Bone density testing utilizes low-dose x-rays in an imaging scan called DEXA. There are two types of tests, the National Institutes of Health notes: Central DEXA, in which a scanner passes over the lower spine and hip when the patient lays on a table, and Peripheral DEXA, which use smaller machines that can measure bone density in areas like the wrist, legs and feet.

The tests can diagnose osteoporosis, a disease caused by bone breaking down due to aging, and if people are at risk for fractures. Young people produce more new bone than their body breaks down, according to the Mayo Clinic, but most people reach peak bone mass by their early 20s. That means over time mass is lost, which can lead to serious complications like spinal or hip fractures that can result in disability or death.

Medicare reimburses older individuals for BMD screening every two years, and the study's authors note about 22 percent of those who get screened get a repeat bone test within three years.

"Given the priority of reducing health care costs while improving quality of care, it is important to determine whether repeat BMD screening is useful," the researchers wrote.

They compiled data from 310 men and nearly 500 women enrolled in a long-running osteoporosis study of adults recruited between 1987 and 1999 who underwent BMD screening every four years. Subjects were tracked through about 12 years after they received their second BMD test.

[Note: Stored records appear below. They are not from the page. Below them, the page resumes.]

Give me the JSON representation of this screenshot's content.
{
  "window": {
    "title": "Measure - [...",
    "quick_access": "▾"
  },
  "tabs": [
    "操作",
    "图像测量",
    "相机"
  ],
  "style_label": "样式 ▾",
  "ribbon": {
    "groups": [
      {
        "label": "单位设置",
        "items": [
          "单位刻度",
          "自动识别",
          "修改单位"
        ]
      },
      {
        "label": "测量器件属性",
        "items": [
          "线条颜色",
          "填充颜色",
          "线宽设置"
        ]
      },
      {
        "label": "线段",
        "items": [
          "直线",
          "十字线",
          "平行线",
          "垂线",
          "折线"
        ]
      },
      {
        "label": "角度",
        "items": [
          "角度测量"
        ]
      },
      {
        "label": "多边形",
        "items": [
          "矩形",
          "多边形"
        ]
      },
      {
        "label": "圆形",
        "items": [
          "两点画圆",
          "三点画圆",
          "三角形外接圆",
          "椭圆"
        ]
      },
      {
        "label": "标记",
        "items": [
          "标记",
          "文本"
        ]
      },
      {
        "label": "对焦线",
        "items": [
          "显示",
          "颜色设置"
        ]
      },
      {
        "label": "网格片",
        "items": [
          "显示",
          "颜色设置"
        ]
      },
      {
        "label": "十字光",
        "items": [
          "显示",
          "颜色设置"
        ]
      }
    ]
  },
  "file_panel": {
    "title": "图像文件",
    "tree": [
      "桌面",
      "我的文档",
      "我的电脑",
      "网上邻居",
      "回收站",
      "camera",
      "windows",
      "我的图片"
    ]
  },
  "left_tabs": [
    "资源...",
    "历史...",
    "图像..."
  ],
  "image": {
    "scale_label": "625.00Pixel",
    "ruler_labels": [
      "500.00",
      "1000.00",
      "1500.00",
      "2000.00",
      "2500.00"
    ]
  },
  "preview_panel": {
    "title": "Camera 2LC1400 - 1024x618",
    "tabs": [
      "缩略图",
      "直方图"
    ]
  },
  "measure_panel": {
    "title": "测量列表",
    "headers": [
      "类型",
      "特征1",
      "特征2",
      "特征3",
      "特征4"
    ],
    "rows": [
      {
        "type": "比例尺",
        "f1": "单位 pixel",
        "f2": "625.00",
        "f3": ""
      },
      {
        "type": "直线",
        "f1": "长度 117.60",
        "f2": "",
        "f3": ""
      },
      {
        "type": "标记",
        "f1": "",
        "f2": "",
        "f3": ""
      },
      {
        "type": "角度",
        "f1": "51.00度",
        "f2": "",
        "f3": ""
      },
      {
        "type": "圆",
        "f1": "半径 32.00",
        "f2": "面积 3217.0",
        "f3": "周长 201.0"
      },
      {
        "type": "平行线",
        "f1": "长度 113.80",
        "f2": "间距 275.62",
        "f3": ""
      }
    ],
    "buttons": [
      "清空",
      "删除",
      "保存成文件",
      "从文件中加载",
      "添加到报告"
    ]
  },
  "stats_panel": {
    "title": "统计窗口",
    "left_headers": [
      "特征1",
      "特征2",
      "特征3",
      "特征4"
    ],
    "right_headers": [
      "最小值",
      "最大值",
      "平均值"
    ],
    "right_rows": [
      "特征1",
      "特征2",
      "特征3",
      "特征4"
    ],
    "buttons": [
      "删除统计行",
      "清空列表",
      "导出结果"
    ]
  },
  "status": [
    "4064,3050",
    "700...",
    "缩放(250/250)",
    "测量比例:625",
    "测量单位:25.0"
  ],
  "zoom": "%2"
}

Only 113 people developed one or more major fractures, and the second test provided little to no additional predictive value for their injuries.

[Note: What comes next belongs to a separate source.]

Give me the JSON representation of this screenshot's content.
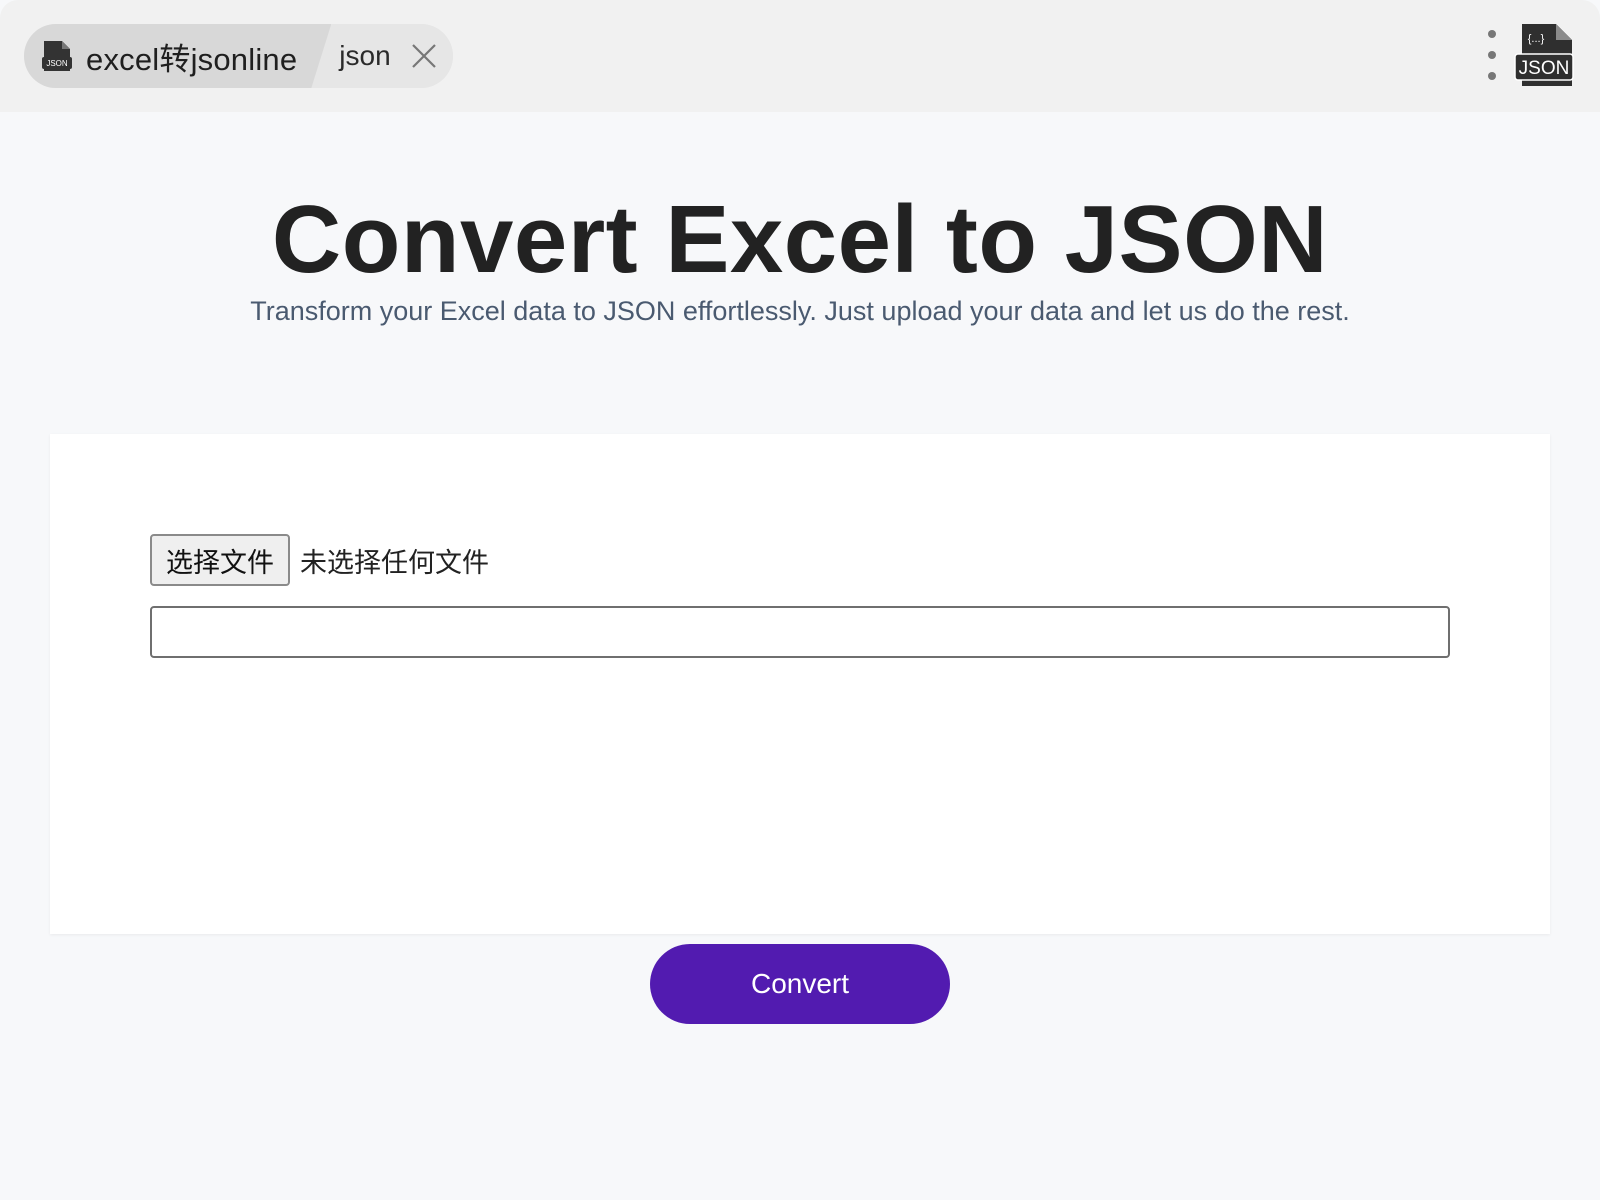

"Of those who went on to experience a hip fracture, repeating a bone-density test improved our ability to classify a person at higher risk by about 4 percent," Berry said to HealthDay.

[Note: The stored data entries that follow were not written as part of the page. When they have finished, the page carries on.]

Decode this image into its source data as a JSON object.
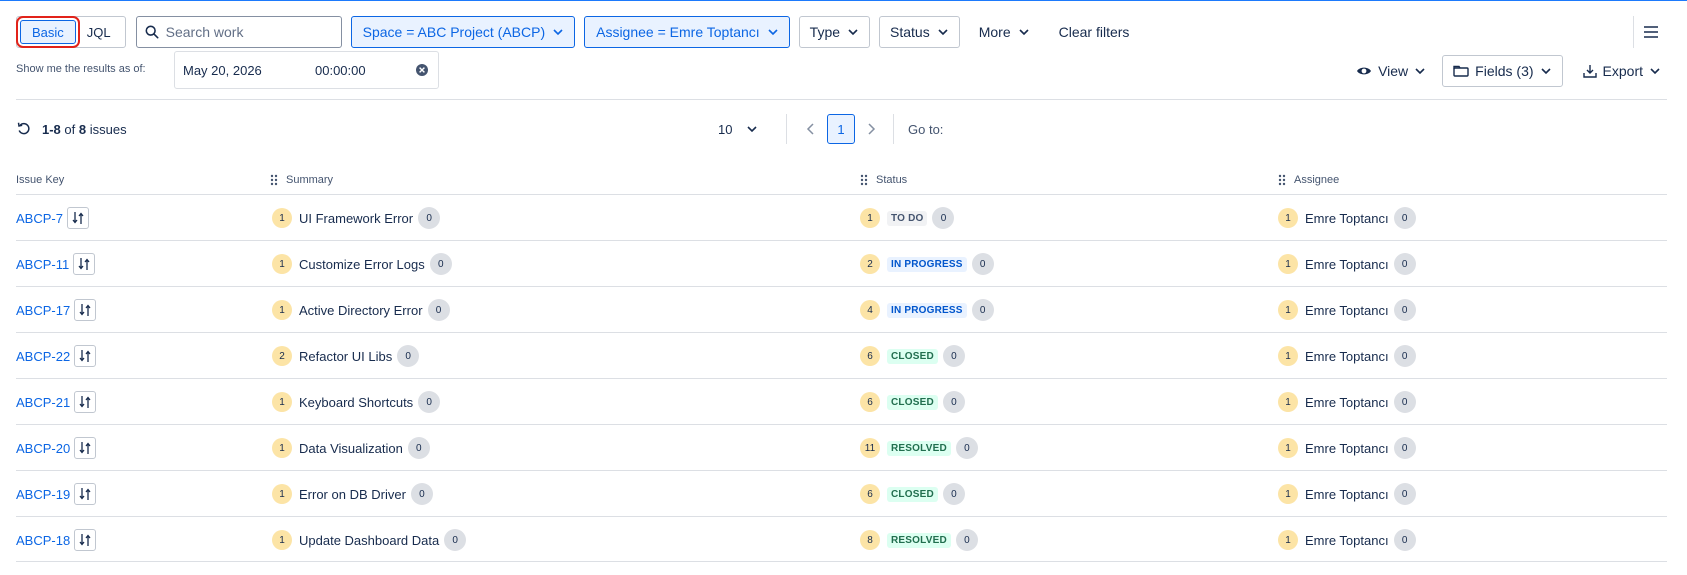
{
  "filter_bar": {
    "mode_basic": "Basic",
    "mode_jql": "JQL",
    "search_placeholder": "Search work",
    "chip_space": "Space = ABC Project (ABCP)",
    "chip_assignee": "Assignee = Emre Toptancı",
    "type_label": "Type",
    "status_label": "Status",
    "more_label": "More",
    "clear_label": "Clear filters"
  },
  "as_of": {
    "label": "Show me the results as of:",
    "date": "May 20, 2026",
    "time": "00:00:00"
  },
  "tools": {
    "view_label": "View",
    "fields_label": "Fields (3)",
    "export_label": "Export"
  },
  "results": {
    "range": "1-8",
    "of_word": "of",
    "total": "8",
    "unit": "issues"
  },
  "pager": {
    "page_size": "10",
    "current_page": "1",
    "goto_label": "Go to:"
  },
  "columns": {
    "key": "Issue Key",
    "summary": "Summary",
    "status": "Status",
    "assignee": "Assignee"
  },
  "rows": [
    {
      "key": "ABCP-7",
      "sum_n": "1",
      "summary": "UI Framework Error",
      "sum_c": "0",
      "st_n": "1",
      "status": "TO DO",
      "status_kind": "todo",
      "st_c": "0",
      "as_n": "1",
      "assignee": "Emre Toptancı",
      "as_c": "0"
    },
    {
      "key": "ABCP-11",
      "sum_n": "1",
      "summary": "Customize Error Logs",
      "sum_c": "0",
      "st_n": "2",
      "status": "IN PROGRESS",
      "status_kind": "progress",
      "st_c": "0",
      "as_n": "1",
      "assignee": "Emre Toptancı",
      "as_c": "0"
    },
    {
      "key": "ABCP-17",
      "sum_n": "1",
      "summary": "Active Directory Error",
      "sum_c": "0",
      "st_n": "4",
      "status": "IN PROGRESS",
      "status_kind": "progress",
      "st_c": "0",
      "as_n": "1",
      "assignee": "Emre Toptancı",
      "as_c": "0"
    },
    {
      "key": "ABCP-22",
      "sum_n": "2",
      "summary": "Refactor UI Libs",
      "sum_c": "0",
      "st_n": "6",
      "status": "CLOSED",
      "status_kind": "closed",
      "st_c": "0",
      "as_n": "1",
      "assignee": "Emre Toptancı",
      "as_c": "0"
    },
    {
      "key": "ABCP-21",
      "sum_n": "1",
      "summary": "Keyboard Shortcuts",
      "sum_c": "0",
      "st_n": "6",
      "status": "CLOSED",
      "status_kind": "closed",
      "st_c": "0",
      "as_n": "1",
      "assignee": "Emre Toptancı",
      "as_c": "0"
    },
    {
      "key": "ABCP-20",
      "sum_n": "1",
      "summary": "Data Visualization",
      "sum_c": "0",
      "st_n": "11",
      "status": "RESOLVED",
      "status_kind": "resolved",
      "st_c": "0",
      "as_n": "1",
      "assignee": "Emre Toptancı",
      "as_c": "0"
    },
    {
      "key": "ABCP-19",
      "sum_n": "1",
      "summary": "Error on DB Driver",
      "sum_c": "0",
      "st_n": "6",
      "status": "CLOSED",
      "status_kind": "closed",
      "st_c": "0",
      "as_n": "1",
      "assignee": "Emre Toptancı",
      "as_c": "0"
    },
    {
      "key": "ABCP-18",
      "sum_n": "1",
      "summary": "Update Dashboard Data",
      "sum_c": "0",
      "st_n": "8",
      "status": "RESOLVED",
      "status_kind": "resolved",
      "st_c": "0",
      "as_n": "1",
      "assignee": "Emre Toptancı",
      "as_c": "0"
    }
  ],
  "colors": {
    "accent": "#0c66e4",
    "highlight_box": "#e2231a",
    "todo": "#44546f",
    "in_progress": "#0055cc",
    "done": "#216e4e"
  },
  "icons": [
    "search-icon",
    "chevron-down-icon",
    "menu-icon",
    "close-circle-icon",
    "eye-icon",
    "fields-icon",
    "download-icon",
    "refresh-icon",
    "chevron-left-icon",
    "chevron-right-icon",
    "drag-handle-icon",
    "transition-icon"
  ]
}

A 2012 study in the New England Journal of Medicine found if an initial scan shows no problems,some older women can even wait 15 years to have another BMD test.

Dr. Chad Deal, director of the Center for Osteoporosis and Metabolic Bone Diseases at the Cleveland Clinic, emphasized to that many individuals do indeed need frequent BMD tests, and that should not be lost in the study's conclusion.

He noted that this study had several limitations, some of which the authors themselves acknowledged. More than 90 percent of patients were tested on two different machines, when a cardinal rule is to use the same machine, he said. Parents' fracture history, or whether these people were taking medications -- like bisphosphonate drugs prescribed for bone loss -- were also not accounted for, said Deal, who was not involved in the study.

The study did not also account for if the women were entering menopause. Up to 20 percent of women who are entering menopause, or are perimenopausal, can experience rapid bone loss to the point of 5 percent loss in mass every year for six years, he added.

"The only way to detect those is to repeat a bone density," he said.

Further, the most rapid bone loss requiring more frequent DEXA scans occurs in the spine, he said, while the study mainly focused on the hip as a separate outcome.

The takeaway, said Deal, should be that some groups will benefit from more frequent screening including menopausal women, smokers, alcohol users, women who took aromatase inhibitors to treat breast cancer and anyone taking a medication for bone loss. They all may at greater fracture risk and benefit from more frequent screening, he said.

The takeaway should not be that all individuals should put off DEXA screening for four years or more.

"That would be a really mistaken message," said Deal.